Roy Bibhas, Chattopadhyay Gautam, Mishra Debasish, Das Tamal, Chakraborty Suman, Maiti Tapas K
Department of Biotechnology, Indian Institute of Technology Kharagpur, Kharagpur 721302, India.
Department of Surgical Gastroenterology, Kolkata Medical College, Kolkata, India.
Biomicrofluidics. 2014 Jun 6;8(3):034107. doi: 10.1063/1.4882778. eCollection 2014 May.
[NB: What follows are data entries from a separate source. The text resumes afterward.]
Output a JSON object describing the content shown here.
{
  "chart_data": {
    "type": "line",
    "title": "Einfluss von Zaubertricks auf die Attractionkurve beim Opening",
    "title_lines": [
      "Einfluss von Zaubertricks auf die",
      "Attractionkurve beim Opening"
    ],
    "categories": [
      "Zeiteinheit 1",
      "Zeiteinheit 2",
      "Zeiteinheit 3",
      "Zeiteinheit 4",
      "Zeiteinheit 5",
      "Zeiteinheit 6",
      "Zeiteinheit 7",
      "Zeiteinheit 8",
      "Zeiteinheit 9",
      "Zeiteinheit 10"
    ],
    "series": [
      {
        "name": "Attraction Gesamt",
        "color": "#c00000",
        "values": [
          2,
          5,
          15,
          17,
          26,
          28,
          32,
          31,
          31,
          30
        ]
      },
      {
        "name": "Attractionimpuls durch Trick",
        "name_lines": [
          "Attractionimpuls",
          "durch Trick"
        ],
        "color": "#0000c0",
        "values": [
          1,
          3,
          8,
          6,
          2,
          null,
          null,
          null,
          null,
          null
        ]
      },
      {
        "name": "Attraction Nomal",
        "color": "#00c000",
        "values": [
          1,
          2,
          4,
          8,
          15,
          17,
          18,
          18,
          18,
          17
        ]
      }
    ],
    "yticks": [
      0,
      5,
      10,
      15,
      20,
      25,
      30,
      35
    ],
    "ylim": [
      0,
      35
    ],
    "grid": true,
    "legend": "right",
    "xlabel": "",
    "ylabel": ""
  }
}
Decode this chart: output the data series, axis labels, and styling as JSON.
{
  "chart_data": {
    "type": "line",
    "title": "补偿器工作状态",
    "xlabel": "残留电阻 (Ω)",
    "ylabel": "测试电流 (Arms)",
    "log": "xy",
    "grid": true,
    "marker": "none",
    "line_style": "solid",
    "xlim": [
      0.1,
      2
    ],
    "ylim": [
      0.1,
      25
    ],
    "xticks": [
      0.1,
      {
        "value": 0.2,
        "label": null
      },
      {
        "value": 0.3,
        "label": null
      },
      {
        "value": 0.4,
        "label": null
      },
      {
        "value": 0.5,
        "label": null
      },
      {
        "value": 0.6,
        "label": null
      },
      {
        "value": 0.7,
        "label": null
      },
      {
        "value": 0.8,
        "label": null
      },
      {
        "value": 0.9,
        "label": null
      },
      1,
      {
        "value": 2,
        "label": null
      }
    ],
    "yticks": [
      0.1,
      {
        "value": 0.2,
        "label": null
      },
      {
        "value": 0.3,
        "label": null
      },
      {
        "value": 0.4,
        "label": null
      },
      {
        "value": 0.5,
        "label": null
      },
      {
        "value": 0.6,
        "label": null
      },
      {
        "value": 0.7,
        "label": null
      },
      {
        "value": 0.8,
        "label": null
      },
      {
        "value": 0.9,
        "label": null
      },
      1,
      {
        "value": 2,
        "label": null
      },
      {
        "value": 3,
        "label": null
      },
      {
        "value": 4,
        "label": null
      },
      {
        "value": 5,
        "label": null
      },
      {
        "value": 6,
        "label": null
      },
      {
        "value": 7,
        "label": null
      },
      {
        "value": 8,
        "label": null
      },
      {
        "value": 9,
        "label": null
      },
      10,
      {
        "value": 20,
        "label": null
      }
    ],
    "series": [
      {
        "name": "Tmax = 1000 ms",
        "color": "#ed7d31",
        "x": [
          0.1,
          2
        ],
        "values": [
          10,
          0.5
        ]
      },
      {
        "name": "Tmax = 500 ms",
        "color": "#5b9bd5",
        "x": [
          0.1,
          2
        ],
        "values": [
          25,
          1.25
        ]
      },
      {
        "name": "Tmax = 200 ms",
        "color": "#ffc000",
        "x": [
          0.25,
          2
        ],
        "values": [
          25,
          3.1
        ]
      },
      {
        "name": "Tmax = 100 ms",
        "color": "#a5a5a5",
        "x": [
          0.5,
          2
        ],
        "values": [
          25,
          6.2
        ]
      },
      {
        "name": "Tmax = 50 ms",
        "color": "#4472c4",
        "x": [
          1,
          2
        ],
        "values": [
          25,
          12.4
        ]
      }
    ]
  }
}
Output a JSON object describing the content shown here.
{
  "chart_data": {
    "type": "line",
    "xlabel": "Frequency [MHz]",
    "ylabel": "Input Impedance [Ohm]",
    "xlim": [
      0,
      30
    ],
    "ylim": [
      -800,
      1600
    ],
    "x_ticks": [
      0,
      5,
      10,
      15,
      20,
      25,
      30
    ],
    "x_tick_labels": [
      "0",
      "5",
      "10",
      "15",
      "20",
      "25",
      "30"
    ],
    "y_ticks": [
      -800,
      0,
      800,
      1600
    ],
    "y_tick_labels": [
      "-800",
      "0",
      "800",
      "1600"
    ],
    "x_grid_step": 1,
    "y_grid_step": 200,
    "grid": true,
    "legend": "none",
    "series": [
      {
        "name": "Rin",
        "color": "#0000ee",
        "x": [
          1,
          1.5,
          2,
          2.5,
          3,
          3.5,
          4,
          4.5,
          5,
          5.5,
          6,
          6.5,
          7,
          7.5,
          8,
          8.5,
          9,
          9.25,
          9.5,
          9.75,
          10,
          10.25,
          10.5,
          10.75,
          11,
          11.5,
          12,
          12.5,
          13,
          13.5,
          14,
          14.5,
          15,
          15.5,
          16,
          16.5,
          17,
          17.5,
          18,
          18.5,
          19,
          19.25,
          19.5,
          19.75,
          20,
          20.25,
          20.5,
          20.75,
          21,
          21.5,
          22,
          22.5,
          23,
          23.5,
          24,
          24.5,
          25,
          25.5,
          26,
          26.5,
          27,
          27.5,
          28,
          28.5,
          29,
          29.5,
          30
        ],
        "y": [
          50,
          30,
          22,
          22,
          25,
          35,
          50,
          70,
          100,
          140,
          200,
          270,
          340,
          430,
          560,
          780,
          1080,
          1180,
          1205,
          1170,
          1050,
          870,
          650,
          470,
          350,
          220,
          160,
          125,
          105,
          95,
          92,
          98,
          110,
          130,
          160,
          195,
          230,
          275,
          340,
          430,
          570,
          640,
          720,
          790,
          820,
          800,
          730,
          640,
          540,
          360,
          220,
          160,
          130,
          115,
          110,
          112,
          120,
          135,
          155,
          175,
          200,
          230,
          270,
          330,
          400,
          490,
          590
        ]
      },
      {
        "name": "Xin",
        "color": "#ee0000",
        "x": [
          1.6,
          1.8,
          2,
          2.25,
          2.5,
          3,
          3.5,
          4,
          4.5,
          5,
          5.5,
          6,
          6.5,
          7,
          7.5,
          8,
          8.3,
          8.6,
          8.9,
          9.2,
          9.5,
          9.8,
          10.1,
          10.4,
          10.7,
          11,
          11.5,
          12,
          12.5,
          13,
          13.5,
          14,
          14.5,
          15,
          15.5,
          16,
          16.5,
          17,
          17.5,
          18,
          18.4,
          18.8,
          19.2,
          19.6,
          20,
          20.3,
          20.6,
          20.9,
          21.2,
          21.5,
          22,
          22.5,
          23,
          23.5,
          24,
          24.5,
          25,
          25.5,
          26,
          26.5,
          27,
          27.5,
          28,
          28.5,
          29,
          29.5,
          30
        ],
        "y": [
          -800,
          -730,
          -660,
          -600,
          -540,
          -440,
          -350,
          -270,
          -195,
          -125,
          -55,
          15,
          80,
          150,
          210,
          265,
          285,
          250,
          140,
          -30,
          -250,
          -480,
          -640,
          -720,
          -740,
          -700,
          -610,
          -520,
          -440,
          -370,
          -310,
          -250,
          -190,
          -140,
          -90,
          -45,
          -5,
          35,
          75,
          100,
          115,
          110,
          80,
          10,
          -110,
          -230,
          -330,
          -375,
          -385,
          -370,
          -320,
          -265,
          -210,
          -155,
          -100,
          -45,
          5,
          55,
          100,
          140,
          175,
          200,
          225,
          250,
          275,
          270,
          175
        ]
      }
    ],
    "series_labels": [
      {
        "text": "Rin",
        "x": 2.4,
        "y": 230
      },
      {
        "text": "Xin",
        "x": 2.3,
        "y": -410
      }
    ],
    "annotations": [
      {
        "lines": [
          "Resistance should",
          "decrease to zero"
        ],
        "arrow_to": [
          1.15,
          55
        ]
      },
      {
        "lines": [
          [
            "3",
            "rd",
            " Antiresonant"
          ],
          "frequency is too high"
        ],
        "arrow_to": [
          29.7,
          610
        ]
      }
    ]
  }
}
An on-chip lectin microarray based glycomic approach is employed to identify glyco markers for different gastritis and gastric cancer. Changes in protein glycosylation have impact on biological function and carcinogenesis. These altered glycosylation patterns in serum proteins and membrane proteins of tumor cells can be unique markers of cancer progression and hence have been exploited to diagnose various stages of cancer through lectin microarray technology. In the present work, we aimed to study the alteration of glycan structure itself in different stages of gastritis and gastric cancer thoroughly. In order to perform the study from both serum and tissue glycoproteins in an efficient and high-throughput manner, we indigenously developed and employed lectin microarray integrated on a microfluidic lab-on-a-chip platform. We analyzed serum and gastric biopsy samples from 8 normal, 15 chronic Type-B gastritis, 10 chronic Type-C gastritis, and 6 gastric adenocarcinoma patients and found that the glycoprofile obtained from tissue samples was more distinctive than that of the sera samples. We were able to establish signature glycoprofile for the three disease groups, that were absent in healthy normal individuals. In addition, our findings elucidated certain novel signature glycan expression in chronic gastritis and gastric cancer. In silico analysis showed that glycoprofile of chronic gastritis and gastric adenocarcinoma formed close clusters, confirming the previously hypothesized linkage between them. This signature can be explored further as gastric cancer marker to develop novel analytical tools and obtain in-depth understanding of the disease prognosis.
一种基于芯片凝集素微阵列的糖组学方法被用于识别不同胃炎和胃癌的糖标记物。蛋白质糖基化的变化会影响生物学功能和致癌作用。肿瘤细胞血清蛋白和膜蛋白中这些改变的糖基化模式可能是癌症进展的独特标记物,因此已被用于通过凝集素微阵列技术诊断癌症的各个阶段。在本研究中,我们旨在深入研究胃炎和胃癌不同阶段聚糖结构本身的变化。为了以高效且高通量的方式从血清和组织糖蛋白进行研究,我们自主开发并采用了集成在微流控芯片实验室平台上的凝集素微阵列。我们分析了8名正常、15名慢性B型胃炎、10名慢性C型胃炎和6名胃腺癌患者的血清和胃活检样本,发现从组织样本获得的糖谱比血清样本更具特异性。我们能够为三个疾病组建立特征性糖谱,而健康正常个体中不存在这些糖谱。此外,我们的研究结果阐明了慢性胃炎和胃癌中某些新的特征性聚糖表达。计算机分析表明,慢性胃炎和胃腺癌的糖谱形成了紧密的聚类,证实了之前假设的它们之间的联系。这种特征可以作为胃癌标记物进一步探索,以开发新的分析工具并深入了解疾病预后。